Road to becoming an improved person in all areas of my life; motherhood, health, religion, appearance, organization, financial.

Friday, January 27, 2012

Game Plan

After my rant from below, I started to form a game plan and honestly if I don’t follow through with this I don’t know what I will do.  Maybe if I don’t follow through I just need to totally give up on losing weight if I am not going to put the effort into it. So whatever I do in the next week will be totally consciously, so it’s do or die time for me. I have done a half ass job during this past decade on my weight loss journey.  I have joined gyms, I have join weight watchers, I have done Atkins, and I have done a whole bunch of other diets but all half heartedly.

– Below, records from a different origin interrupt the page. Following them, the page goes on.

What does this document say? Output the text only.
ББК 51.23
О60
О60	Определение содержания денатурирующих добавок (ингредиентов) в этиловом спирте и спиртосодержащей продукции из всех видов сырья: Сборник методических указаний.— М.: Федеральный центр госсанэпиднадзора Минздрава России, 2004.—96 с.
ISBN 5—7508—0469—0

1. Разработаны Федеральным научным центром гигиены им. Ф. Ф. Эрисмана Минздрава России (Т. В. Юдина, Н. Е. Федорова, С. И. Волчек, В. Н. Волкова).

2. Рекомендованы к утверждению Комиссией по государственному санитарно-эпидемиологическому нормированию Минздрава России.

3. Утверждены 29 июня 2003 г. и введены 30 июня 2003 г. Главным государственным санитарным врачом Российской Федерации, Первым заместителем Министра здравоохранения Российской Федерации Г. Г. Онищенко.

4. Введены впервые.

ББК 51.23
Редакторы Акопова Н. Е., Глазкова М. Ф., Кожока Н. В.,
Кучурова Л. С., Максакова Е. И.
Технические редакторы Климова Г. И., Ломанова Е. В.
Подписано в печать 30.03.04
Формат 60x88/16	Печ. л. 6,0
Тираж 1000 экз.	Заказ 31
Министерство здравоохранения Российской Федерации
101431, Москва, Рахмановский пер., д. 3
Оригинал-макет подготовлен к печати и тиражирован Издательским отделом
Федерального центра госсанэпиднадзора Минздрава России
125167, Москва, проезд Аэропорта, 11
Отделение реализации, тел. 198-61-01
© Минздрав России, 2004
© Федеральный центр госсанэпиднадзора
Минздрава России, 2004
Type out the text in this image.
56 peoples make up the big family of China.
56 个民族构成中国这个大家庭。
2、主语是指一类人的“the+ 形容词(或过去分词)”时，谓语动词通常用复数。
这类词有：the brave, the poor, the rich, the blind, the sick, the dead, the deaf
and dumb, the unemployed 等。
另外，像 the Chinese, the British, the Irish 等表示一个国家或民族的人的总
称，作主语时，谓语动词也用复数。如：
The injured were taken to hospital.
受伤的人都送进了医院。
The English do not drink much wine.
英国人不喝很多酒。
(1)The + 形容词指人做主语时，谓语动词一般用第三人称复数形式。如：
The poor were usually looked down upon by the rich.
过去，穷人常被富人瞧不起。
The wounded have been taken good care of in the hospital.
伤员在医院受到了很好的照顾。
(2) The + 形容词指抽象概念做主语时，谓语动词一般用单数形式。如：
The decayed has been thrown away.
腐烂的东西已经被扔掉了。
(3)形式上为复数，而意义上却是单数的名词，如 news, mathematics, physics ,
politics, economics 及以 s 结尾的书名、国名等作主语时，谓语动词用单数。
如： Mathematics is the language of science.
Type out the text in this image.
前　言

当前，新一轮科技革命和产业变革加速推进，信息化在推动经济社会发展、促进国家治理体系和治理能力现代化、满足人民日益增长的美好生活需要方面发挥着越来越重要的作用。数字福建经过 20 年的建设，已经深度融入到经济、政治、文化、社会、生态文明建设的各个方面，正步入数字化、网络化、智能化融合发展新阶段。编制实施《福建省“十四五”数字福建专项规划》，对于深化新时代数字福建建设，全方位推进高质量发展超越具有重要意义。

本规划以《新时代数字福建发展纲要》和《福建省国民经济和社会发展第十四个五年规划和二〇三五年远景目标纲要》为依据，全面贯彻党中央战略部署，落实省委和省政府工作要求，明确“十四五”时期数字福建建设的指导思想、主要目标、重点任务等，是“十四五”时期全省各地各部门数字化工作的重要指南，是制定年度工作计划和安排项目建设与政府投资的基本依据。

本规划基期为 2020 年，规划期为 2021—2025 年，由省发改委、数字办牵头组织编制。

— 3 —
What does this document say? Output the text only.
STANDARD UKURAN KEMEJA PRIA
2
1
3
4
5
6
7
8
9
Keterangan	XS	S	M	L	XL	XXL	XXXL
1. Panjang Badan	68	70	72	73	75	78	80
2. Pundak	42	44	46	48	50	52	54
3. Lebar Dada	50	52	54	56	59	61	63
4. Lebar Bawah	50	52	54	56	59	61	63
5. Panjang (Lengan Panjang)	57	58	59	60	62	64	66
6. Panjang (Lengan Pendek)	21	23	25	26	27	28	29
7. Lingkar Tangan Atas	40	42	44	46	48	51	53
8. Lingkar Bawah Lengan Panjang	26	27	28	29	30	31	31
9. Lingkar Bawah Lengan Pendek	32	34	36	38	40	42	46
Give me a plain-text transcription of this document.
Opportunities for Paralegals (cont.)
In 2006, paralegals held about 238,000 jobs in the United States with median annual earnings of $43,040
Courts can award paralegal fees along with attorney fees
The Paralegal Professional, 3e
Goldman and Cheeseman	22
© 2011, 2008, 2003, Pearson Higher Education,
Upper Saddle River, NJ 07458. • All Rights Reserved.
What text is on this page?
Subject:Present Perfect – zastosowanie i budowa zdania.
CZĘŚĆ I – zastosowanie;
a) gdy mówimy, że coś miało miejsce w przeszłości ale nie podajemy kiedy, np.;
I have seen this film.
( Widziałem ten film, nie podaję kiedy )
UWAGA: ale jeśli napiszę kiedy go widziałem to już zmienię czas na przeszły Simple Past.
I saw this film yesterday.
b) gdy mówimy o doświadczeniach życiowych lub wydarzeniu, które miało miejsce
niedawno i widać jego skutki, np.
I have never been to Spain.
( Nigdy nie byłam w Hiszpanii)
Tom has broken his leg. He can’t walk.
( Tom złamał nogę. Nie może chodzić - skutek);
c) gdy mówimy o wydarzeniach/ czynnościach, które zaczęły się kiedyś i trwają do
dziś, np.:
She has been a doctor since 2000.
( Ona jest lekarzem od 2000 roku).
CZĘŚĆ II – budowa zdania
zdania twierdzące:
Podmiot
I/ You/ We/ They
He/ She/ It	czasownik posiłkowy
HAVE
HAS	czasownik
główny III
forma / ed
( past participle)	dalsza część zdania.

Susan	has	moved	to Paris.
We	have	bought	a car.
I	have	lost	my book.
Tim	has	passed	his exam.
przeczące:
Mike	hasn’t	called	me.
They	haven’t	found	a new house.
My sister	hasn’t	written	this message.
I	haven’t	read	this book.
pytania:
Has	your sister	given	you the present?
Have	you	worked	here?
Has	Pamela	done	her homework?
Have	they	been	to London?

I can only recall twice in this past decade where I was giving it my all.  The first was when I lost 25 lbs with WW, where I was meticulous in counting my points and even traveling with my George Forman grill.  The second was shortly before my last lay off where I was a feen at the gym. I also do recall that while I was being a feen at the gym I was getting lip at home from being away so long and guilt trips, but I was on a mission and didn’t let it bother me too much.

Here is the plan,
Menu Plan
I am making a menu plan and I am not deviating from it at all. My kids want to eat fine, if not oh well. I have to remember my anchor and that I am (ME) also included in this life.
Track
Starting Sunday with my new WW week, I am going to track everything I eat.
Plan
I am going to plan my meals for the week, and not deviate from them.  I will already have my points planned out for the week and also include some snacks in case I have to use my extra points.
Walk
I’m already doing great on this because but I am going to keep at it with the 10,000 steps a day.
Sweat to the Oldies
It’s time to unwrap my new DVD and start sweating with Richard Simons. This is to be done 3 times during the week in the morning. That way if I want to have some time with the kids in the evening, exercise has been put out of the way.

All in all this is not an ambitious plan; it’s a very logical one.  I should have been doing this from the get go but only my subconscious knows why I wasn’t.